KMP is an optimized algorithm to determine if one string is sub-string of another array.

Brute Force solution of above problem is we match string on each position of original string, with O(M * N) time complexity, it can be very worse if the length of matching string is very long, in extreme case, this time complexity can be O(N ^ 2)
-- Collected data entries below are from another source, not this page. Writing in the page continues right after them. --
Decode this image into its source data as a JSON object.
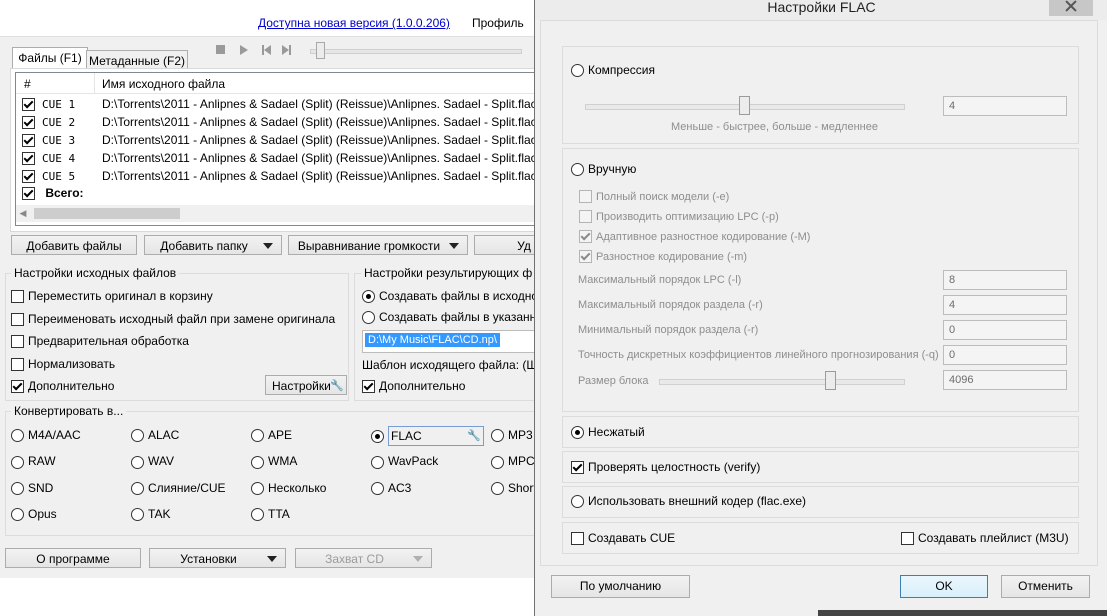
{
  "main": {
    "update_link": "Доступна новая версия (1.0.0.206)",
    "profile_label": "Профиль",
    "tabs": [
      {
        "label": "Файлы (F1)"
      },
      {
        "label": "Метаданные (F2)"
      }
    ],
    "table": {
      "columns": [
        "#",
        "Имя исходного файла"
      ],
      "rows": [
        {
          "num": "CUE 1",
          "path": "D:\\Torrents\\2011 - Anlipnes & Sadael (Split) (Reissue)\\Anlipnes. Sadael - Split.flac\\"
        },
        {
          "num": "CUE 2",
          "path": "D:\\Torrents\\2011 - Anlipnes & Sadael (Split) (Reissue)\\Anlipnes. Sadael - Split.flac\\"
        },
        {
          "num": "CUE 3",
          "path": "D:\\Torrents\\2011 - Anlipnes & Sadael (Split) (Reissue)\\Anlipnes. Sadael - Split.flac\\"
        },
        {
          "num": "CUE 4",
          "path": "D:\\Torrents\\2011 - Anlipnes & Sadael (Split) (Reissue)\\Anlipnes. Sadael - Split.flac\\"
        },
        {
          "num": "CUE 5",
          "path": "D:\\Torrents\\2011 - Anlipnes & Sadael (Split) (Reissue)\\Anlipnes. Sadael - Split.flac\\"
        }
      ],
      "total_label": "Всего:"
    },
    "buttons": {
      "add_files": "Добавить файлы",
      "add_folder": "Добавить папку",
      "normalize": "Выравнивание громкости",
      "delete_partial": "Уд"
    },
    "source_settings": {
      "title": "Настройки исходных файлов",
      "options": [
        {
          "label": "Переместить оригинал в корзину",
          "checked": false
        },
        {
          "label": "Переименовать исходный файл при замене оригинала",
          "checked": false
        },
        {
          "label": "Предварительная обработка",
          "checked": false
        },
        {
          "label": "Нормализовать",
          "checked": false
        },
        {
          "label": "Дополнительно",
          "checked": true
        }
      ],
      "settings_button": "Настройки"
    },
    "result_settings": {
      "title": "Настройки результирующих ф",
      "radio1": "Создавать файлы в исходно",
      "radio2": "Создавать файлы в указанно",
      "path": "D:\\My Music\\FLAC\\CD.np\\",
      "template_label": "Шаблон исходящего файла: (Ш",
      "extra": "Дополнительно"
    },
    "convert": {
      "title": "Конвертировать в...",
      "formats": [
        [
          "M4A/AAC",
          "ALAC",
          "APE",
          "FLAC",
          "MP3"
        ],
        [
          "RAW",
          "WAV",
          "WMA",
          "WavPack",
          "MPC"
        ],
        [
          "SND",
          "Слияние/CUE",
          "Несколько",
          "AC3",
          "Short"
        ],
        [
          "Opus",
          "TAK",
          "TTA"
        ]
      ],
      "selected": "FLAC"
    },
    "bottom": {
      "about": "О программе",
      "settings": "Установки",
      "cd_capture": "Захват CD"
    }
  },
  "dialog": {
    "title": "Настройки FLAC",
    "compression": {
      "label": "Компрессия",
      "value": "4",
      "level": 4,
      "max": 8,
      "hint": "Меньше - быстрее, больше - медленнее"
    },
    "manual": {
      "label": "Вручную",
      "checks": [
        {
          "label": "Полный поиск модели (-e)",
          "checked": false
        },
        {
          "label": "Производить оптимизацию LPC (-p)",
          "checked": false
        },
        {
          "label": "Адаптивное разностное кодирование (-M)",
          "checked": true
        },
        {
          "label": "Разностное кодирование (-m)",
          "checked": true
        }
      ],
      "fields": [
        {
          "label": "Максимальный порядок LPC (-l)",
          "value": "8"
        },
        {
          "label": "Максимальный порядок раздела (-r)",
          "value": "4"
        },
        {
          "label": "Минимальный порядок раздела (-r)",
          "value": "0"
        },
        {
          "label": "Точность дискретных коэффициентов линейного прогнозирования (-q)",
          "value": "0"
        }
      ],
      "block_label": "Размер блока",
      "block_value": "4096",
      "block_level": 0.7
    },
    "uncompressed": "Несжатый",
    "verify": "Проверять целостность (verify)",
    "external": "Использовать внешний кодер (flac.exe)",
    "create_cue": "Создавать CUE",
    "create_playlist": "Создавать плейлист (M3U)",
    "buttons": {
      "default": "По умолчанию",
      "ok": "OK",
      "cancel": "Отменить"
    }
  }
}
KMP is trying to optimized above solution, with O(N) time complexity

Flow of KMP

  1. build a helper array for match string, each position record the length of “prefix == suffix”
  2. assume the value of index 0 is -1, and value of index 1 is 0
  3. then compare the original string with match string, if un-match happens, instead of starting from next position of original string, we can jump on match string based on helper array

Implementation

public class KMP {
	public static void main(String[] args) {
		String str = "aasbbtaasbbk";
		String match1 = "taab";
        String match2 = "taas";
		System.out.println("contains: " + isContain(str, match1)); // false
        System.out.println("contains: " + isContain(str, match2)); // true

	}

	private static boolean isContain(String str, String match) {
		char[] s = str.toCharArray();
		char[] m = match.toCharArray();
		int i = 0, j = 0;

		int[] next = getNextArray(m);

		while (i < s.length && j < m.length) {
			if (s[i] == m[j]) {
				i++;
				j++;
			} else if (j == 0) {
				i++;
			} else {
				j = next[j];
			}
		}

		return j == m.length;
	}

	private static int[] getNextArray(char[] m) {
		if (m.length == 1) {
			return new int[] { -1 };
		}

		int[] res = new int[m.length];
		res[0] = -1;
		res[1] = 0;

		int i = 2;
		int position = 0;

		while (i < m.length) {
			if (m[i - 1] == m[position]) {
				res[i++] = ++position;
			} else if (position == 0) {
				i++;
			} else {
				position = res[position];
			}
		}

		return res;
	}
}